È davvero sostenibile?

Domus ha incontrato il collettivo Rotor per analizzare il modo in cui la questione etica della sostenibilità si realizza nella produzione contemporanea, all'interno e al di là della sfera dell'architettura e del design. A cominciare da Lovanio, che si è proposta di portare a zero le emissioni di carbonio entro il 2030.

Questo articolo è stato pubblicato in origine su Domus 967, marzo 2013

Mano a mano che, da interesse militante, l'attenzione all'ambiente diventa posizione adottata da Governi nazionali e da amministrazioni locali, le città, le regioni e i Paesi d'Europa si pongono obiettivi ambiziosi per ridurre l'impronta ecologica. Di recente, la città belga di Leuven si è proposta di portare a zero le emissioni di carbonio entro il 2030. Il collettivo critico Rotor di Bruxelles è stato incaricato dal centro d'arte Stuk della città, di analizzare l'impatto culturale del concetto di sostenibilità sul tessuto urbano. Ne è uscita una serie di dipinti (tra cui quello in copertina) che raffigurano le attività quotidiane degli abitanti di Leuven connesse con questo concetto. Per Rotor, il cui lavoro ha spesso analizzato i flussi materiali dell'industria e dell'edilizia, la mostra "Leuven, 2012" inaugura una serie di progetti che analizzano il modo in cui la questione etica della sostenibilità si realizza nella produzione contemporanea, all'interno e al di là della sfera dell'architettura e del design. Joseph Grima ha incontrato Maarten Gielen e Lionel Devlieger per un confronto su questa ricerca, che si concluderà alla prossima Triennale di Architettura di Oslo (dal 19 settembre al 1° dicembre), di cui Rotor è curatore insieme con la rivista parigina Criticat.

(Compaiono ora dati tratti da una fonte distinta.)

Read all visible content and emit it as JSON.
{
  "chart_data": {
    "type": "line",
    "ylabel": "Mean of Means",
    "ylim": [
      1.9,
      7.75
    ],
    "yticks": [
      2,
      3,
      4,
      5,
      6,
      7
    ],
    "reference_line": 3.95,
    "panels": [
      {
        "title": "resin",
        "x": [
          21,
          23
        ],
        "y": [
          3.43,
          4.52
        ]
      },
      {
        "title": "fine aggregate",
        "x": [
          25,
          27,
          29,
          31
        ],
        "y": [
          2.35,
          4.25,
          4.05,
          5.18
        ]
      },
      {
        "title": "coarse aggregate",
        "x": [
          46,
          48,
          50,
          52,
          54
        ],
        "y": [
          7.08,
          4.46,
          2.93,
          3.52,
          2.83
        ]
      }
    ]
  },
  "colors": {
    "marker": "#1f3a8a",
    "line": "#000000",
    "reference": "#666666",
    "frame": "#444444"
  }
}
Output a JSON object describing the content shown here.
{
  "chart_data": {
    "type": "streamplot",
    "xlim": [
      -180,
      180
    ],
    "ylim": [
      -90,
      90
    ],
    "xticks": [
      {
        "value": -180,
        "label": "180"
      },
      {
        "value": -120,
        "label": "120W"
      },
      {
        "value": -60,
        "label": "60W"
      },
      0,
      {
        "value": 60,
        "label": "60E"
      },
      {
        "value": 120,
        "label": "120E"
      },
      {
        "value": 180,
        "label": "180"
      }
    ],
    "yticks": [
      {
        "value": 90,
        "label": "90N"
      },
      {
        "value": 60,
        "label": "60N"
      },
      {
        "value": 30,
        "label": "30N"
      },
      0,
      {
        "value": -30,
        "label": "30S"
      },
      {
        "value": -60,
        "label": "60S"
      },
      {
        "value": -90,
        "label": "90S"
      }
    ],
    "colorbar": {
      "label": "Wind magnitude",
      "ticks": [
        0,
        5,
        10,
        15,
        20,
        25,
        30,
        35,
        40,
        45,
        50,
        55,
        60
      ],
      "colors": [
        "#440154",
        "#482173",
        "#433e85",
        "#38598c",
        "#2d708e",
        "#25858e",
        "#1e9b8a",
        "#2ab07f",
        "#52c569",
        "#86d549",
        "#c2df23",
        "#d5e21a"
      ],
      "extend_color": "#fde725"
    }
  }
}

Domus: Dato che quasi il 40 per cento del consumo totale di energia dipende dagli edifici, è chiaro che l'architettura, in quanto disciplina, è di fondamentale importanza nel discorso sulla sostenibilità. Tuttavia, come avete sottolineato, molto di quanto si afferma in materia di sostenibilità è relativamente senza significato, quando non decisamente inficiato dall'opportunismo, dall'ipocrisia ambientalista e dai trucchi di marketing degli immobiliaristi. Pensate che il ruolo dell'architettura in questo campo sia irreparabilmente compromesso?
Rotor: Stiamo elaborando una critica, cioè stiamo cercando di prendere un po' di distanza dal tema in modo da osservarlo con più chiarezza. Non siamo contro la sostenibilità: siamo sinceramente interessati al discorso dell'architettura su questo tema. Naturalmente, porsi la domanda se il concetto di sostenibilità possa essere preso sul serio è di per sé problematico, e lo è abbastanza da permetterci di rispondere in modi molto sfumati. Non vogliamo spingerci all'estremo opposto, sia perché si fa già abbastanza opera di promozione in merito, sia perché in materia non siamo terroristi. Troviamo che tutti i progetti che abbiamo inserito nella nostra ricerca siano davvero interessanti sotto certi aspetti. Qualche anno fa John Roberts della Arup disse che l'unico motivo per cui si potesse definire Masdar una città sostenibile è che sta dentro un recinto ed è perfettamente chiusa. Il sostenibile sta dentro le mura: non nell'aeroporto vicino, non nelle fabbriche di cemento che portano i materiali dentro la città. Sostenibile è solo quello che avviene dentro le mura e noi crediamo, da un punto di vista concettuale, che ogni progetto sostenibile, ogni progetto che pretenda di esserlo, debba avere un recinto. Chiamiamo queste riserve "sacche di sostenibilità". In un mondo non sostenibile, ogni progetto che invece lo sia deve trovare la propria strada per distanziarsi concettualmente da ciò che lo circonda.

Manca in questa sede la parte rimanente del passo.